Here are some triggers:

  • Going home for the holidays
  • Meeting someone for the first time, especially if I find them attractive
  • Moments of great joy or great sadness
  • Feeling lonely, especially at night
  • Unexpected, sudden change
  • Viewing erotic images online, or graphic violence in the news or movies
  • Travel
  • Large crowds of people
  • Overworking and overscheduling
  • Falling in love
  • Fear of financial insecurity
  • Staying up past my bedtime

Here are symptoms:

  • Confidence that today is my day, and nothing can go wrong.
  • A surge of irritability that makes me argumentative and impatient. 
  • Euphoric recall from the past and fantasies about the future.
  • Loss of appetite.
  • Falling asleep and waking up fully alert a few hours later.
  • A feeling of longing that something is missing, and a craving to find it.
  • Compulsion to buy things online.
  • Obsessive cleaning.
  • Experiencing racing and ruminating thoughts.
  • Fidgeting, itchy scalp, biting my lip and compulsively stroking my beard.
  • Clenching my jaw and difficulty taking in deep, cleansing breaths.
  • Becoming emotionally labile, overusing metaphor, puns and inappropriate humor. 
  • Heightened senses.
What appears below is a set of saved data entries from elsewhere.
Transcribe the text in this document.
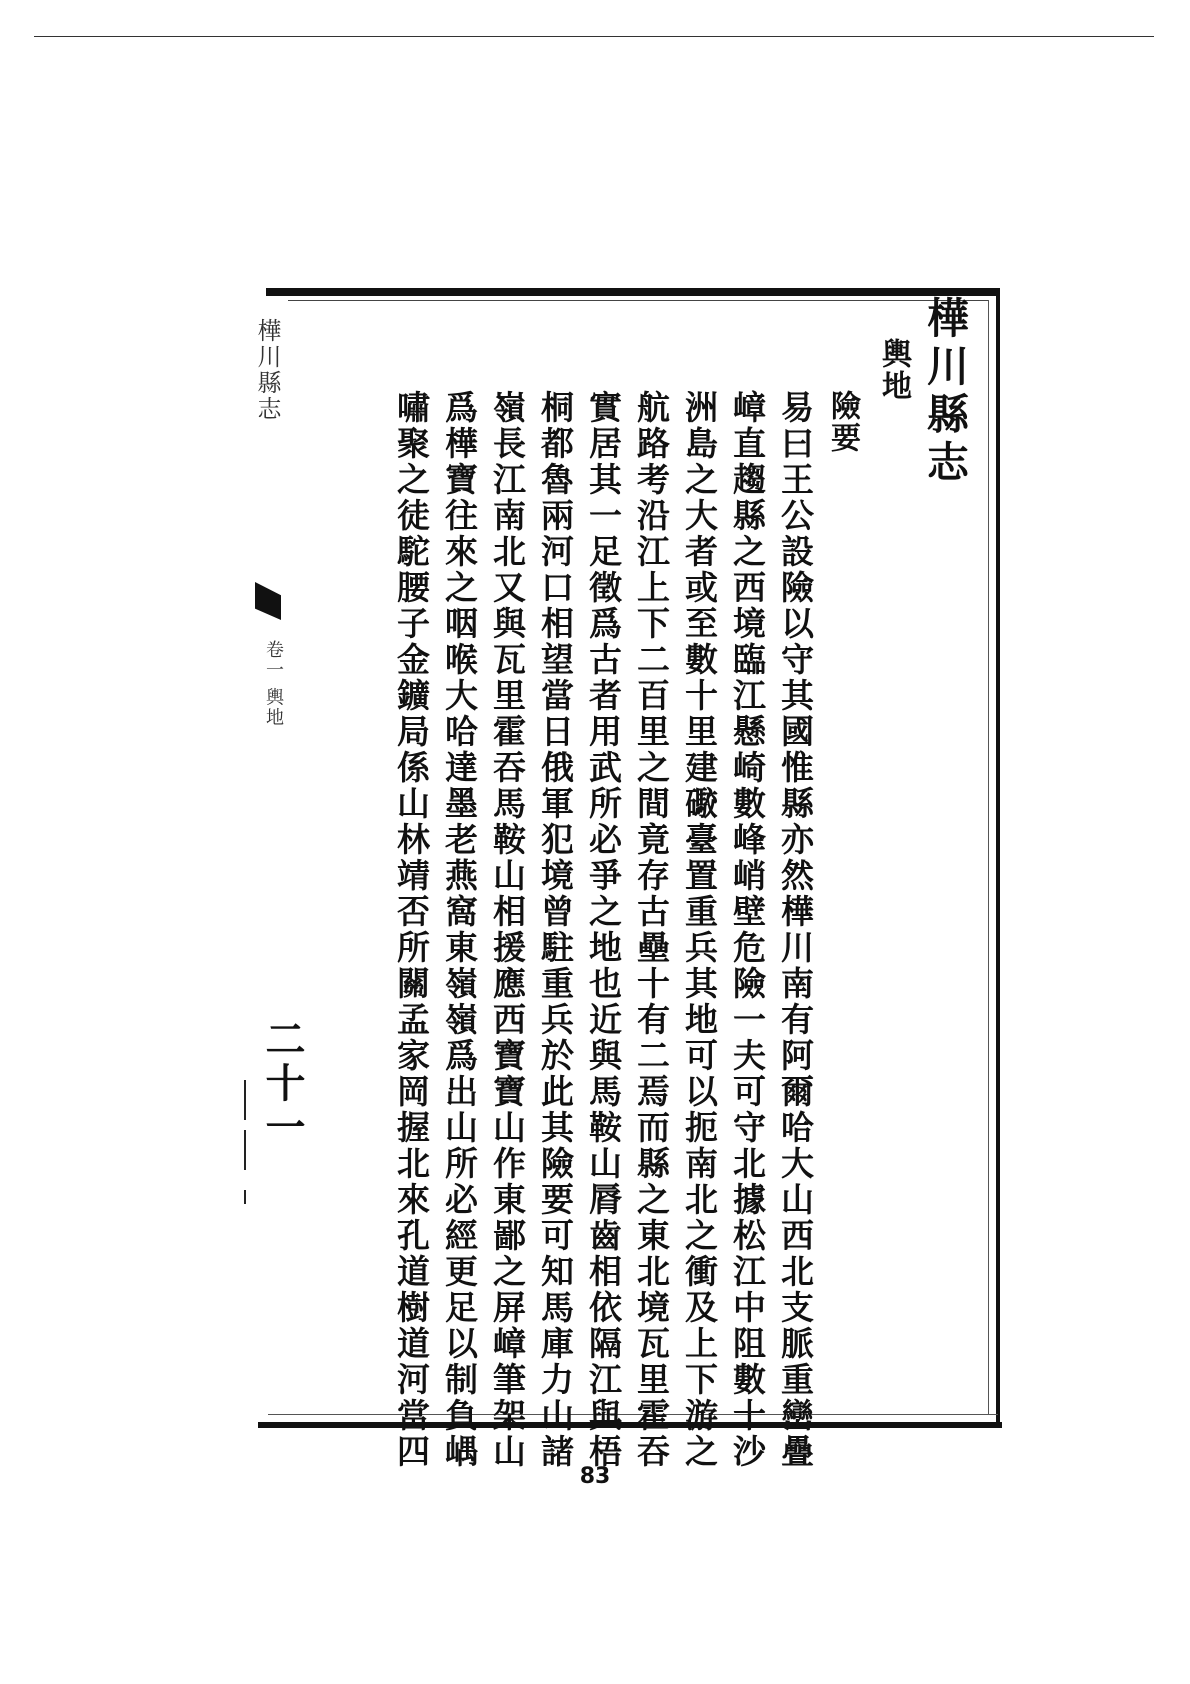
樺川縣志
輿地
險要
易曰王公設險以守其國惟縣亦然樺川南有阿爾哈大山西北支脈重巒疊
嶂直趨縣之西境臨江懸崎數峰峭壁危險一夫可守北據松江中阻數十沙
洲島之大者或至數十里建礮臺置重兵其地可以扼南北之衝及上下游之
航路考沿江上下二百里之間竟存古壘十有二焉而縣之東北境瓦里霍吞
實居其一足徵爲古者用武所必爭之地也近與馬鞍山脣齒相依隔江與梧
桐都魯兩河口相望當日俄軍犯境曾駐重兵於此其險要可知馬庫力山諸
嶺長江南北又與瓦里霍吞馬鞍山相援應西寶寶山作東鄙之屏嶂筆架山
爲樺寶往來之咽喉大哈達墨老燕窩東嶺嶺爲出山所必經更足以制負嵎
嘯聚之徒駝腰子金鑛局係山林靖否所關孟家岡握北來孔道樹道河當四
樺川縣志
卷一 輿地
二十一
83
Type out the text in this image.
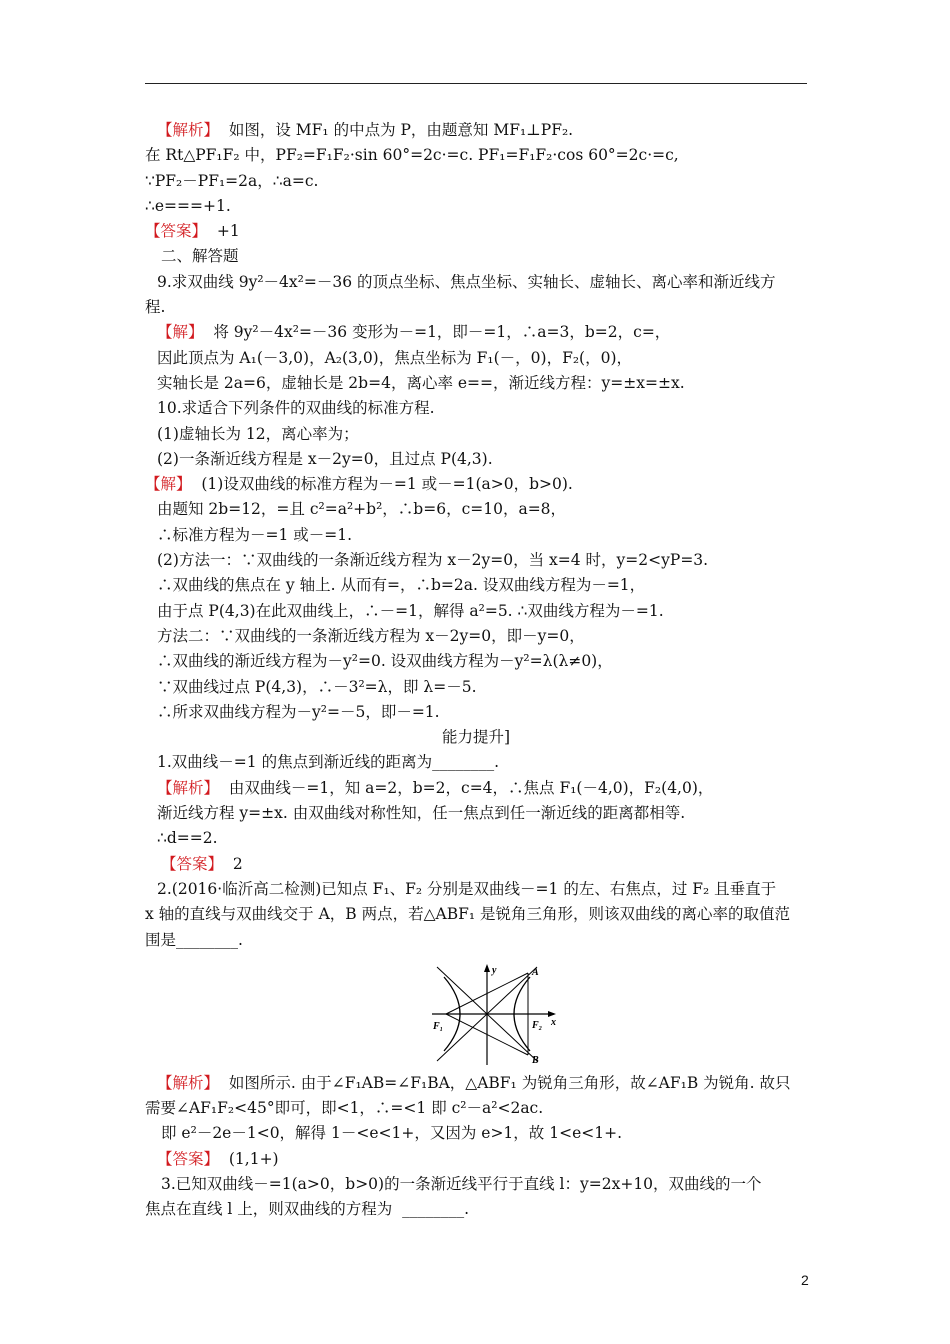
【解析】  如图，设 MF₁ 的中点为 P，由题意知 MF₁⊥PF₂.
在 Rt△PF₁F₂ 中，PF₂=F₁F₂·sin 60°=2c·=c. PF₁=F₁F₂·cos 60°=2c·=c,
∵PF₂－PF₁=2a，∴a=c.
∴e===+1.
【答案】  +1
二、解答题
9.求双曲线 9y²－4x²=－36 的顶点坐标、焦点坐标、实轴长、虚轴长、离心率和渐近线方
程.
【解】  将 9y²－4x²=－36 变形为－=1，即－=1，∴a=3，b=2，c=，
因此顶点为 A₁(－3,0)，A₂(3,0)，焦点坐标为 F₁(－，0)，F₂(，0)，
实轴长是 2a=6，虚轴长是 2b=4，离心率 e==，渐近线方程：y=±x=±x.
10.求适合下列条件的双曲线的标准方程.
(1)虚轴长为 12，离心率为；
(2)一条渐近线方程是 x－2y=0，且过点 P(4,3).
【解】  (1)设双曲线的标准方程为－=1 或－=1(a>0，b>0).
由题知 2b=12，=且 c²=a²+b²，∴b=6，c=10，a=8，
∴标准方程为－=1 或－=1.
(2)方法一：∵双曲线的一条渐近线方程为 x－2y=0，当 x=4 时，y=2<yP=3.
∴双曲线的焦点在 y 轴上. 从而有=，∴b=2a. 设双曲线方程为－=1，
由于点 P(4,3)在此双曲线上，∴－=1，解得 a²=5. ∴双曲线方程为－=1.
方法二：∵双曲线的一条渐近线方程为 x－2y=0，即－y=0，
∴双曲线的渐近线方程为－y²=0. 设双曲线方程为－y²=λ(λ≠0)，
∵双曲线过点 P(4,3)，∴－3²=λ，即 λ=－5.
∴所求双曲线方程为－y²=－5，即－=1.
能力提升]
1.双曲线－=1 的焦点到渐近线的距离为________.
【解析】  由双曲线－=1，知 a=2，b=2，c=4，∴焦点 F₁(－4,0)，F₂(4,0)，
渐近线方程 y=±x. 由双曲线对称性知，任一焦点到任一渐近线的距离都相等.
∴d==2.
【答案】  2
2.(2016·临沂高二检测)已知点 F₁、F₂ 分别是双曲线－=1 的左、右焦点，过 F₂ 且垂直于
x 轴的直线与双曲线交于 A，B 两点，若△ABF₁ 是锐角三角形，则该双曲线的离心率的取值范
围是________.
y
x
A
B
F₁	F₂
【解析】  如图所示. 由于∠F₁AB=∠F₁BA，△ABF₁ 为锐角三角形，故∠AF₁B 为锐角. 故只
需要∠AF₁F₂<45°即可，即<1，∴=<1 即 c²－a²<2ac.
即 e²－2e－1<0，解得 1－<e<1+，又因为 e>1，故 1<e<1+.
【答案】  (1,1+)
3.已知双曲线－=1(a>0，b>0)的一条渐近线平行于直线 l：y=2x+10，双曲线的一个
焦点在直线 l 上，则双曲线的方程为  ________.
2
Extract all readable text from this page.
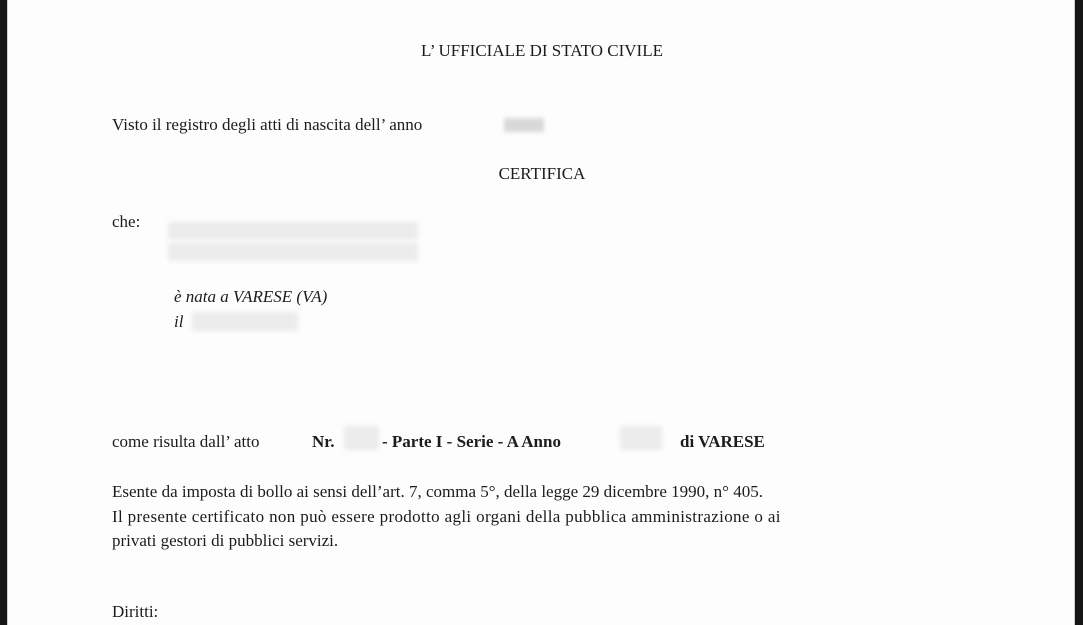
L’ UFFICIALE DI STATO CIVILE
Visto il registro degli atti di nascita dell’ anno
CERTIFICA
che:
è nata a VARESE (VA)
il
come risulta dall’ atto	Nr.	- Parte I - Serie - A Anno	di VARESE
Esente da imposta di bollo ai sensi dell’art. 7, comma 5°, della legge 29 dicembre 1990, n° 405.
Il presente certificato non può essere prodotto agli organi della pubblica amministrazione o ai
privati gestori di pubblici servizi.
Diritti:
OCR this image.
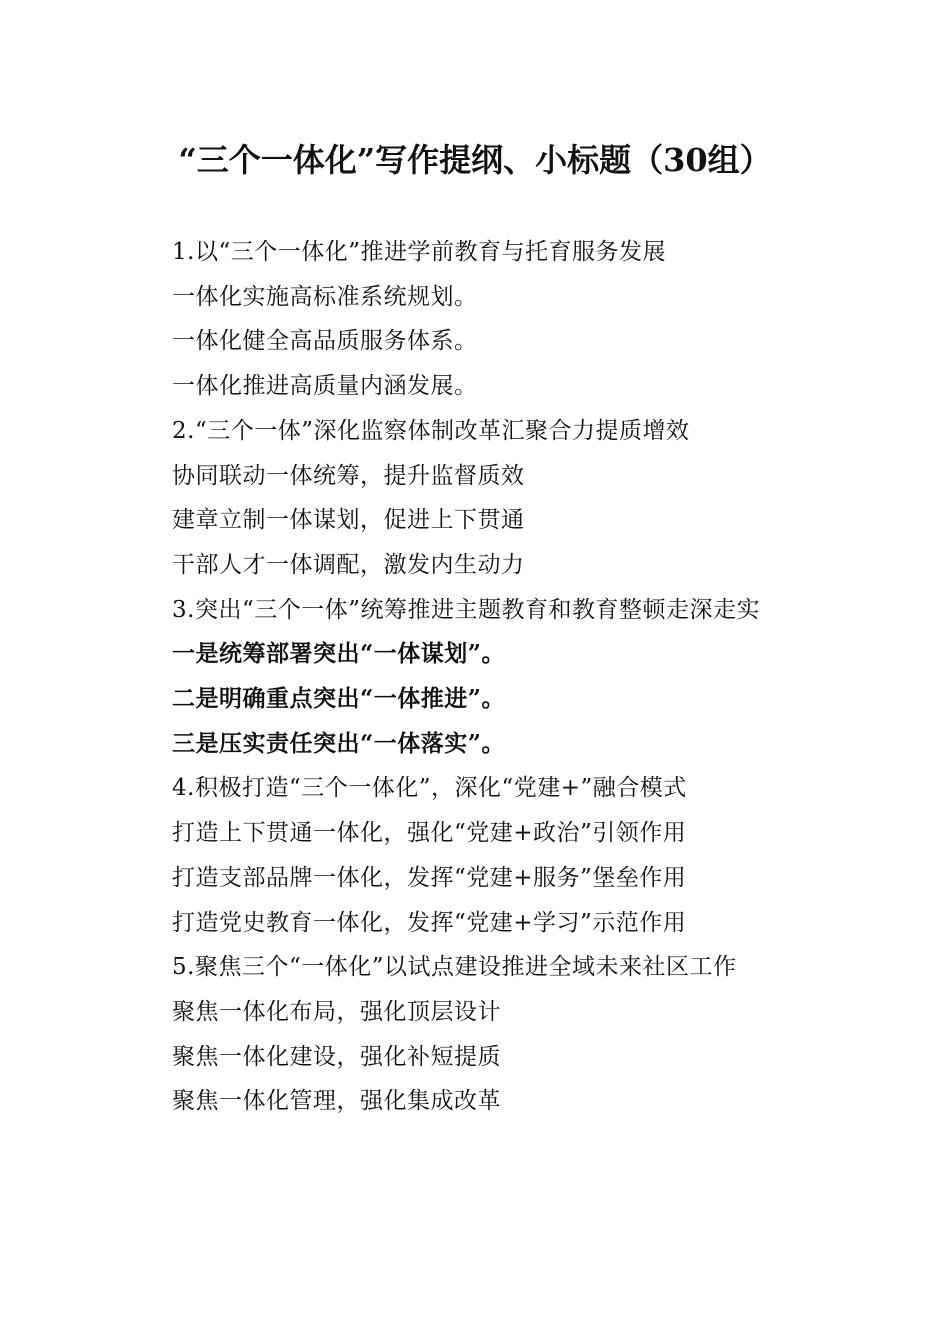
“三个一体化”写作提纲、小标题（30组）
1.以“三个一体化”推进学前教育与托育服务发展
一体化实施高标准系统规划。
一体化健全高品质服务体系。
一体化推进高质量内涵发展。
2.“三个一体”深化监察体制改革汇聚合力提质增效
协同联动一体统筹，提升监督质效
建章立制一体谋划，促进上下贯通
干部人才一体调配，激发内生动力
3.突出“三个一体”统筹推进主题教育和教育整顿走深走实
一是统筹部署突出“一体谋划”。
二是明确重点突出“一体推进”。
三是压实责任突出“一体落实”。
4.积极打造“三个一体化”，深化“党建+”融合模式
打造上下贯通一体化，强化“党建+政治”引领作用
打造支部品牌一体化，发挥“党建+服务”堡垒作用
打造党史教育一体化，发挥“党建+学习”示范作用
5.聚焦三个“一体化”以试点建设推进全域未来社区工作
聚焦一体化布局，强化顶层设计
聚焦一体化建设，强化补短提质
聚焦一体化管理，强化集成改革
Noises become louder, the environment becomes brighter, smells are sharper, I crave sugar and caffeine, and I can’t get warm enough.
  • Rapid speech and quickly connecting ideas together.
  • Singing a song until I get it “just right,” and it’s never just right.
  • Feeling like I’m in a movie and others are supporting actors.
  • Multitasking, starting grand projects and abandoning them post-episode.
  • Smoking cigarettes, hypersexuality, overdrinking and becoming the funniest, most charming man in the room. 

How I manage it:

  • Help from my therapist, psychiatrist and the bipolar disorder community with documenting the common and less-common symptoms of hypomania.
  • Taking a risk and sharing my bipolar disorder with my partner, family and trusted friends. They help me recognize the symptoms when I can’t tell the difference between clear-sky Kevin and hurricane Kevin.
  • Pausing and asking, “What’s really going on right now? Where is this going?”
  • Delaying big decisions or purchases. I text or call my sponsor and support team. I delay in-person visits with anyone until the storm has passed.
  • Making time for creative projects like writing, practicing tai chi or ukulele.
  • Calling my psychiatrist and taking the day off work if it feels like a category 5 storm.
  • Self-awareness. A moment of genuine laughter isn’t an issue until I need to keep it going.
  • I take an over-the-counter sleep aid for insomnia.
  • I find humor. There’s a sign on my desk that reads “I hate being bipolar, it’s awesome.”  It’s okay to laugh about it sometimes. 

Though mania can be both exciting and frightening, it always passes, like hurricanes do. I trust that I’m not alone in the storm. I have support, I’ve got nothing to be ashamed of, and I have tools to help me through a cycle. If I allow myself to feel what I need to feel without acting on impulses, no one, including me, gets hurt. It’s scary when I’m in the eye of the hurricane, but it doesn’t leave behind the trauma and damage it once did.